Define your coordinate system used for collecting data, here the Geographic coordinate system is wgs and also define your projected coordinate system, here it is UTM_proj to calculate buffer and distances in meters
_proj suffix denotes that data is converted to UTM_proj CRS.
Mention your response variable to build the model on.
Here, we performed the univariate regression (ex: PM2.5 vs ndvi_buffer_200m) to find out the parameter which has the highest R2 and the desired direction of effect.
We created an empty dataframe data_univariate_summary to add the values for univariate regression.
We also checked for continuous repeated values in the columns using a data frame cou.
We check if a column has more than one non-zero or non-NA value to build the model.

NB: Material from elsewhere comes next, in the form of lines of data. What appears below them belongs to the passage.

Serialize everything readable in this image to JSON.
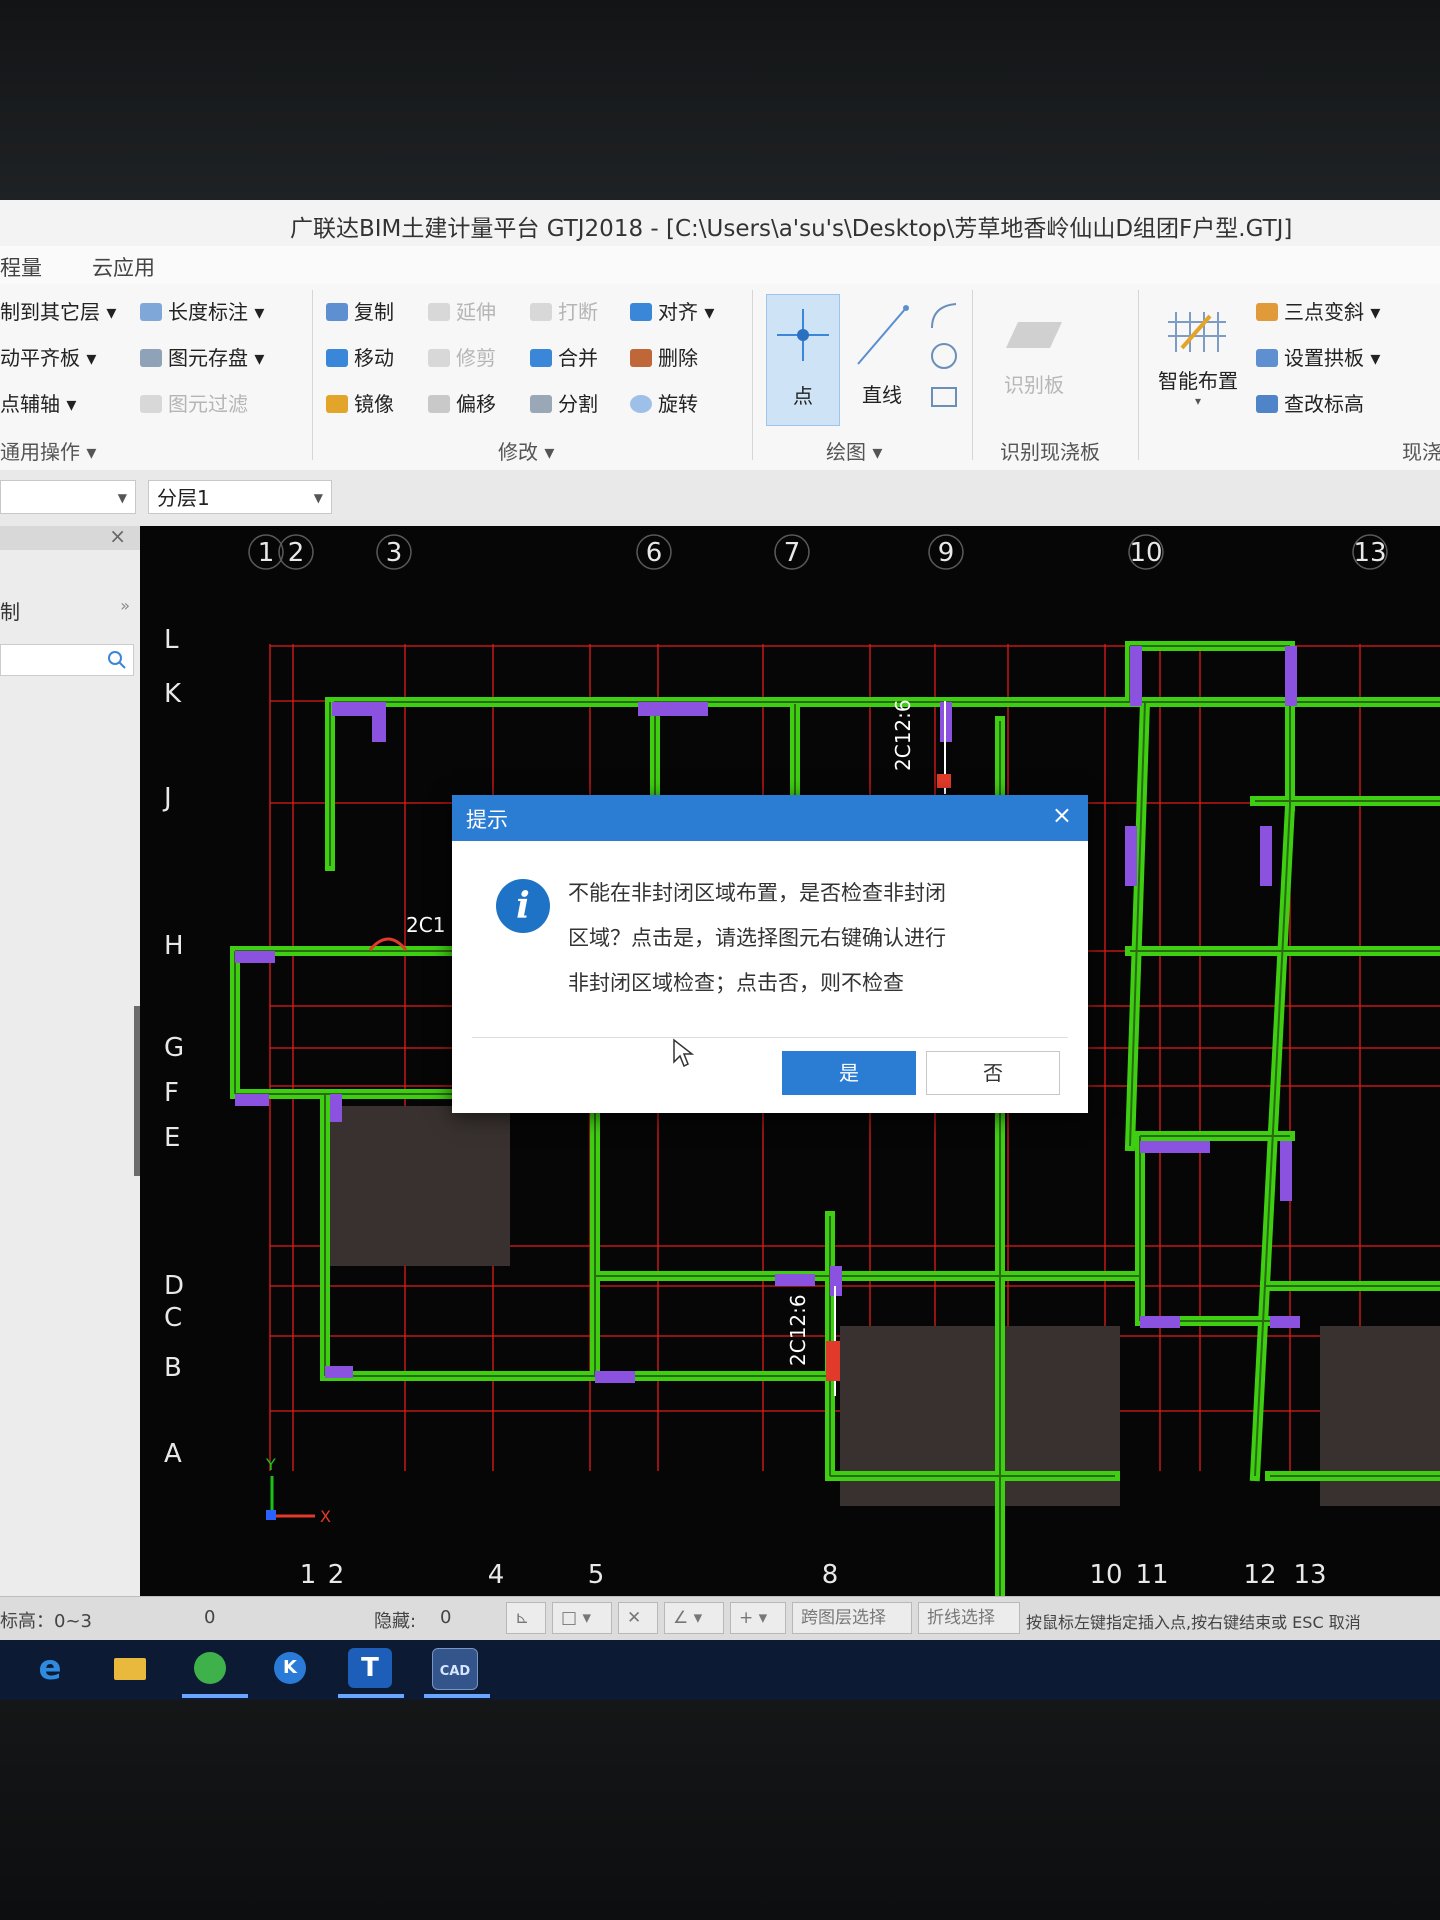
{
  "window": {
    "title": "广联达BIM土建计量平台 GTJ2018 - [C:\\Users\\a'su's\\Desktop\\芳草地香岭仙山D组团F户型.GTJ]"
  },
  "menu": [
    "程量",
    "云应用"
  ],
  "ribbon": {
    "general": {
      "items": [
        "制到其它层",
        "动平齐板",
        "点辅轴",
        "长度标注",
        "图元存盘",
        "图元过滤"
      ],
      "group_label": "通用操作"
    },
    "modify": {
      "items": [
        "复制",
        "延伸",
        "打断",
        "对齐",
        "移动",
        "修剪",
        "合并",
        "删除",
        "镜像",
        "偏移",
        "分割",
        "旋转"
      ],
      "group_label": "修改"
    },
    "draw": {
      "point": "点",
      "line": "直线",
      "group_label": "绘图"
    },
    "recognize": {
      "item": "识别板",
      "group_label": "识别现浇板"
    },
    "smart": {
      "smart_layout": "智能布置",
      "items": [
        "三点变斜",
        "设置拱板",
        "查改标高"
      ],
      "group_label": "现浇"
    }
  },
  "layer_bar": {
    "layer_select": "分层1"
  },
  "left_panel": {
    "label": "制",
    "close": "×"
  },
  "canvas": {
    "axis_top": [
      "1",
      "2",
      "3",
      "6",
      "7",
      "9",
      "10",
      "13"
    ],
    "axis_bottom": [
      "1",
      "2",
      "4",
      "5",
      "8",
      "10",
      "11",
      "12",
      "13"
    ],
    "axis_left": [
      "L",
      "K",
      "J",
      "H",
      "G",
      "F",
      "E",
      "D",
      "C",
      "B",
      "A"
    ],
    "annotations": [
      "2C12:6",
      "2C12:6",
      "2C1"
    ],
    "ucs_y": "Y",
    "ucs_x": "X"
  },
  "status_bar": {
    "elevation": "标高：0~3",
    "value": "0",
    "hidden_label": "隐藏:",
    "hidden_value": "0",
    "cross_layer": "跨图层选择",
    "polyline": "折线选择",
    "hint": "按鼠标左键指定插入点,按右键结束或 ESC 取消"
  },
  "taskbar": {
    "icons": [
      "ie-icon",
      "folder-icon",
      "browser-icon",
      "k-app-icon",
      "gtj-app-icon",
      "cad-app-icon"
    ],
    "k_label": "K",
    "t_label": "T",
    "cad_label": "CAD"
  },
  "dialog": {
    "title": "提示",
    "close": "×",
    "message_lines": [
      "不能在非封闭区域布置，是否检查非封闭",
      "区域？点击是，请选择图元右键确认进行",
      "非封闭区域检查；点击否，则不检查"
    ],
    "yes": "是",
    "no": "否"
  },
  "colors": {
    "accent": "#2b7cd3",
    "wall": "#3fcf12",
    "grid": "#e01c1c",
    "column": "#8b52e0",
    "canvas_bg": "#060606"
  }
}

This step is necessary as we have replaced NA values with 0 and also we need more than one value to build a linear model.
Check if column exists after cleaning and then in an iterative way perform univariate regression.
Apply add_sign_check to the data_univariate_summary / univariate regression table we generated, keep the variables where the desired direction / sign of effect is preserved.
Extract the highest R2 and the parameter which has the highest R2.
The change in R2 was observed to be 0.001, the multivariate model adjusted R2 now is 0.4799.
The parameter / variables included in this model with highest R2 is lat, builtup_buffer_500, shrubland_buffer_300, tree_cover_buffer_5000, cropland_buffer_5000.
The dataframe with the best models (highest R2 with right direction of effect of all included variables / parameters) at each step of adding a variable or parameter is shown below.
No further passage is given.